The Full Monty

You can learn a lot from videos, but the boring parts are edited out. It’s good to see our dithering.

It’s all about that green, by Carol L. Douglas.

The weather service was spot on yesterday. It dawned cold and drizzling. We wrapped our southerners in blankets and took shelter under the Schoodic Institute picnic pavilion. Every plein air painter has a few of these protected places tucked into the back of her mind.

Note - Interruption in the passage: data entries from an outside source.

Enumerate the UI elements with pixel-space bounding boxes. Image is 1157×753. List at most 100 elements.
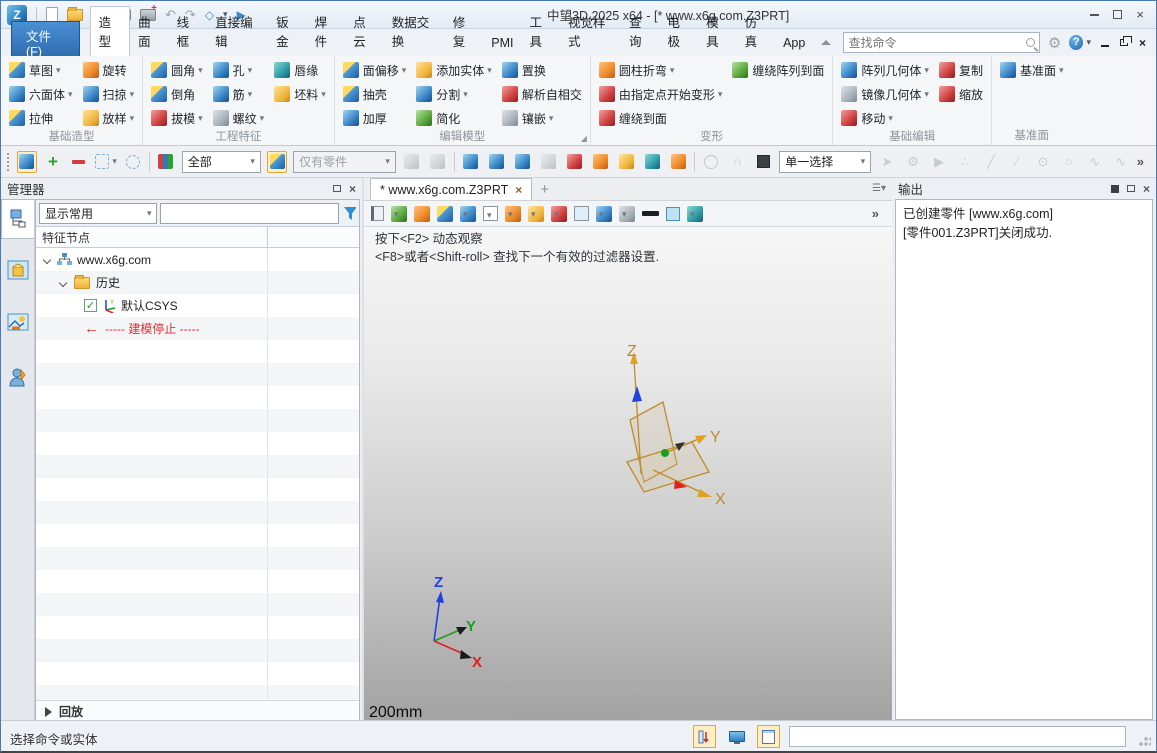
- tree-row-part[interactable]: www.x6g.com: [36, 248, 359, 271]
- copy-button[interactable]: 复制: [935, 58, 987, 82]
- plot-icon[interactable]: [391, 206, 407, 222]
- material-icon[interactable]: [687, 206, 703, 222]
- thread-button[interactable]: 螺纹: [209, 106, 269, 130]
- wave-icon[interactable]: ∿: [1111, 151, 1131, 173]
- pattern-geometry-button[interactable]: 阵列几何体: [837, 58, 933, 82]
- search-icon[interactable]: [1026, 38, 1035, 47]
- hole-button[interactable]: 孔: [209, 58, 269, 82]
- filter-scope-select[interactable]: 全部▾: [182, 151, 261, 173]
- role-manager-tab[interactable]: [1, 357, 34, 397]
- clock-icon[interactable]: [701, 151, 721, 173]
- dimension-icon[interactable]: [596, 206, 612, 222]
- tab-wireframe[interactable]: 线框: [169, 7, 208, 56]
- tab-close-icon[interactable]: ×: [515, 183, 522, 197]
- revolve-button[interactable]: 旋转: [79, 58, 139, 82]
- globe-icon[interactable]: [642, 151, 662, 173]
- draft-button[interactable]: 拔模: [147, 106, 207, 130]
- pick-red-icon[interactable]: [565, 151, 585, 173]
- resolve-self-intersection-button[interactable]: 解析自相交: [498, 82, 586, 106]
- mirror-geometry-button[interactable]: 镜像几何体: [837, 82, 933, 106]
- tab-simulation[interactable]: 仿真: [737, 7, 776, 56]
- checkbox-checked-icon[interactable]: [84, 299, 97, 312]
- exit-sketch-icon[interactable]: [371, 206, 384, 221]
- thicken-button[interactable]: 加厚: [339, 106, 411, 130]
- circle-center-icon[interactable]: ⊙: [1033, 151, 1053, 173]
- pick-gray-icon[interactable]: ➤: [877, 151, 897, 173]
- minimize-icon[interactable]: [1090, 14, 1099, 16]
- simplify-button[interactable]: 简化: [412, 106, 496, 130]
- tab-repair[interactable]: 修复: [445, 7, 484, 56]
- toolbar-grip[interactable]: [7, 153, 11, 171]
- tree-row-history[interactable]: 历史: [36, 271, 359, 294]
- line-width-icon[interactable]: [642, 211, 659, 216]
- cylindrical-bend-button[interactable]: 圆柱折弯: [595, 58, 727, 82]
- chevron-down-icon[interactable]: [43, 255, 51, 263]
- swatch-icon[interactable]: [753, 151, 773, 173]
- tab-visual-style[interactable]: 视觉样式: [560, 7, 621, 56]
- pick-bulb-icon[interactable]: [17, 151, 37, 173]
- lasso-icon[interactable]: [123, 151, 143, 173]
- document-tab[interactable]: * www.x6g.com.Z3PRT ×: [370, 178, 532, 200]
- monitor-icon[interactable]: [619, 206, 635, 222]
- ruler-toggle-icon[interactable]: [693, 725, 716, 748]
- help-icon[interactable]: ?: [1069, 35, 1083, 50]
- add-icon[interactable]: +: [43, 151, 63, 173]
- folder-alert-icon[interactable]: [617, 151, 637, 173]
- manager-filter-input[interactable]: [160, 203, 339, 224]
- replace-button[interactable]: 置换: [498, 58, 586, 82]
- toolbar-overflow-icon[interactable]: »: [1137, 154, 1150, 169]
- line-icon[interactable]: ╱: [981, 151, 1001, 173]
- display-mode-icon[interactable]: [460, 206, 476, 222]
- command-search-input[interactable]: [848, 36, 1025, 50]
- tab-surface[interactable]: 曲面: [130, 7, 169, 56]
- tree-column-header[interactable]: 特征节点: [36, 226, 359, 248]
- tab-tools[interactable]: 工具: [521, 7, 560, 56]
- visual-manager-tab[interactable]: [1, 251, 34, 291]
- entity-filter-icon[interactable]: [156, 151, 176, 173]
- doc-restore-icon[interactable]: [1120, 39, 1128, 46]
- viewport[interactable]: 按下<F2> 动态观察 <F8>或者<Shift-roll> 查找下一个有效的过…: [364, 227, 892, 723]
- move-button[interactable]: 移动: [837, 106, 933, 130]
- tab-shape[interactable]: 造型: [90, 6, 131, 56]
- extrude-button[interactable]: 拉伸: [5, 106, 77, 130]
- output-log[interactable]: 已创建零件 [www.x6g.com] [零件001.Z3PRT]关闭成功.: [895, 199, 1153, 720]
- axis-line-icon[interactable]: ⁄: [1007, 151, 1027, 173]
- dialog-launcher-icon[interactable]: ◢: [581, 134, 587, 143]
- link-b-icon[interactable]: [428, 151, 448, 173]
- output-close-icon[interactable]: ×: [1143, 182, 1150, 196]
- default-csys-datum[interactable]: Z Y X: [597, 342, 767, 517]
- shade-icon[interactable]: [437, 206, 453, 222]
- manager-close-icon[interactable]: ×: [349, 182, 356, 196]
- list-blue-3-icon[interactable]: [513, 151, 533, 173]
- stock-button[interactable]: 坯料: [270, 82, 330, 106]
- lip-button[interactable]: 唇缘: [270, 58, 330, 82]
- box-select-icon[interactable]: [95, 151, 117, 173]
- scale-button[interactable]: 缩放: [935, 82, 987, 106]
- resize-grip[interactable]: [1139, 734, 1151, 746]
- tab-list-icon[interactable]: ☰▾: [872, 183, 886, 194]
- box-button[interactable]: 六面体: [5, 82, 77, 106]
- notes-icon[interactable]: [591, 151, 611, 173]
- curve-icon[interactable]: ∩: [727, 151, 747, 173]
- output-pin-icon[interactable]: [1111, 185, 1119, 193]
- list-blue-1-icon[interactable]: [461, 151, 481, 173]
- datum-plane-button[interactable]: 基准面: [996, 58, 1068, 82]
- fullscreen-icon[interactable]: [574, 206, 589, 221]
- part-filter-select[interactable]: 仅有零件▾: [293, 151, 396, 173]
- close-icon[interactable]: ×: [1136, 10, 1144, 20]
- eraser-icon[interactable]: [414, 206, 430, 222]
- loft-button[interactable]: 放样: [79, 106, 139, 130]
- sketch-button[interactable]: 草图: [5, 58, 77, 82]
- circle-icon[interactable]: ○: [1059, 151, 1079, 173]
- manager-restore-icon[interactable]: [333, 185, 341, 192]
- tab-electrode[interactable]: 电极: [660, 7, 699, 56]
- tab-point-cloud[interactable]: 点云: [345, 7, 384, 56]
- history-manager-tab[interactable]: [1, 199, 34, 239]
- view-toolbar-overflow-icon[interactable]: »: [872, 206, 885, 221]
- new-file-icon[interactable]: [46, 7, 58, 22]
- tab-app[interactable]: App: [775, 31, 813, 56]
- spline-icon[interactable]: ∿: [1085, 151, 1105, 173]
- playback-bar[interactable]: 回放: [36, 700, 359, 722]
- play-small-icon[interactable]: ▶: [929, 151, 949, 173]
- view-triad[interactable]: Z Y X: [404, 569, 509, 674]
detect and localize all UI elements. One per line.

Usually I like to schedule the rain on my third or fourth day, so my students have a chance to get down onto the shore and collect detritus to make a still life. This hadn’t happened.
I tend to avoid full demos, instead demonstrating one key process each day during lunch. That’s more about my own hyperactivity than anything else. I never could sit through an all-day demo. Still, you can’t take away people’s processes and not give them a viable option in exchange.
My happy painting crew.
It’s hard to paint from under that picnic pavilion. Traveling around the compass from the north, there is a restroom and a trash can, a chain link fence, a helicopter landing pad, and the mown edge of a woods. I find the restroom the most visually interesting, but settled on a gash in the woods where a service road cuts down to the park’s volunteer housing.
I started with developing an idea, and how I built it from what I saw. I did a sketch, a value study in watercolor and then slowly developed a painting through all its constituent steps, focusing on how to move from thin layers to fat layers at the top.
Oil paints dry at different speeds depending on the pigment. However, the more oil in the paint, the longer it takes to oxidize, and the more flexible the paint film is. That’s great on top layers, where you want an oily binder to prevent “sinking,” where the oils in the top layer settle into lower layers. It’s not so good in the lower levels, where flexibility means instability. Ignoring this practice can result in cracked, less durable, paintings.
By mid-afternoon, the skies were clearing. Photo courtesy of Jennifer Johnson.
Knowing that is one thing, but it’s kind of like making pie crust. Until you’ve seen it done, you don’t know what kind of consistence you’re really looking for. The best way to understand is to stick your finger in the paint, which I invited my students to do.
You can learn a lot from videos, but the boring parts are edited out. It’s good for students to see how many times we dither and change our minds.
Often in peninsular Maine, the weather can be very different in two nearby places. We drove to Frazer Point feeling hopeful. Sadly, it was still dripping. The parking lot was empty. Should we wait it out?
By evening, it was beautifully clear again.
As we talked, the wind shifted. The rain stopped and suddenly the visitors were back in swarms. It was fabulous painting, and some of us stayed almost until the dinner bell rang at six.
I went back to my room and took a hot bath to scrub the paint off. Many of my students went to a talk on bats. “Why didn’t they just drive?” asked my husband. It took me a minute, but then I laughed.